Monday, August 8, 2016

VOY: Warlord

         I admit that when in the opening of this episode Kes told Neelix she was breaking things off I thought to myself, "about damn time." But of course it would be silly to assume the characters on this show are capable in any way of actually doing things that are obviously good for them so it is actually because she is being possessed by Vigo the Carpathian I mean some alien warlord guy. Once again proving how much more interesting Kes is than Neelix her mental powers come into play as does her relationship as a pupil of Tuvok's mental discipline. The whole body swapping villain trope is pretty played out in my opinion, but this stories gender swap at least makes it interesting. Maybe more than two seconds of the previous host being alive to establish who they were might have been nice, but whatever.
         We open on the holodeck where Neelix has created a new recreation program but Paris and Kim find it kinda dull.
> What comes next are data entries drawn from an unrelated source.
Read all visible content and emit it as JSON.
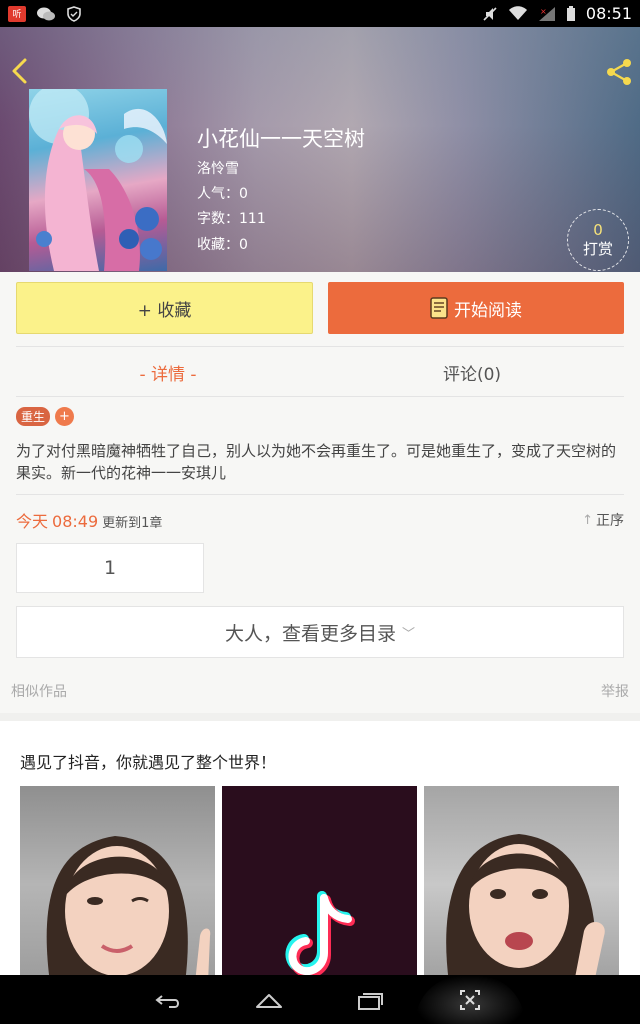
{
  "status_bar": {
    "app_badge": "听",
    "time": "08:51"
  },
  "book": {
    "title": "小花仙一一天空树",
    "author": "洛怜雪",
    "popularity": "人气：0",
    "word_count": "字数：111",
    "favorites": "收藏：0",
    "reward_count": "0",
    "reward_label": "打赏"
  },
  "actions": {
    "favorite_label": "+ 收藏",
    "read_label": "开始阅读"
  },
  "tabs": {
    "detail": "- 详情 -",
    "comments": "评论(0)"
  },
  "tags": {
    "genre": "重生",
    "add": "+"
  },
  "description": "为了对付黑暗魔神牺牲了自己，别人以为她不会再重生了。可是她重生了，变成了天空树的果实。新一代的花神一一安琪儿",
  "update": {
    "day": "今天",
    "time": "08:49",
    "text": "更新到1章",
    "sort_label": "正序"
  },
  "chapters": [
    "1"
  ],
  "more_toc_label": "大人，查看更多目录",
  "similar_label": "相似作品",
  "report_label": "举报",
  "ad": {
    "title": "遇见了抖音，你就遇见了整个世界！"
  },
  "colors": {
    "accent": "#ec6b3d",
    "fav_button": "#fbf28a"
  }
}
Until they add some bikini clad ladies and a steel drum player that is. But then all senior officers are called to the bridge, they have come across a badly damaged ship with only three people left alive on board. All three make it over by one of the men dies on the operating table. Kes makes friends with the woman, the widow if the dead man, and even breaks up with Neelix when he tries to go on a date with her. The two survivors are happy to be returned to their planet but when a representative of the Autarch beams aboard Kes pulls out a gun and shoots the guy along with the transporter chief. Janeway gets knocked out and the three escape onto a shuttle that they also beam off the ship. We quickly learn that the dead guy transferred his mind into Kes and is using her along with her mental powers to try and take over his planet. 
         The son of the sitting Autarch beams over the Voyager which is good because his father is killed by Kes only a short while later and she siezes the title of Autarch and starts consolidating power. She is having problems keeping her old self put away though and keeps having headaches. Despite the son's insistence that Kes is gone they come up with a plan to send Tuvok down to put a neural inhibitor thing on Kes to drive the other mind out but her improving psychic abilities let her detect that he is there and she has him arrested. While interrogating him Tuvok manages to grab her and bring Kes back to the surface but the warlord pushes him away. Kes pushes ahead with her plans to consolidate power but is increasingly loses touch with reality. Janeway and company manage to mount a rescue attempt and despite the warlord fleeing into another body they manage to destroy him and put the son of the autarch into power.

         Review: A solid episode with an standout performance by Jennifer Lien. Episodes like this make me wish we had more Kes episodes and fewer Neelix eps.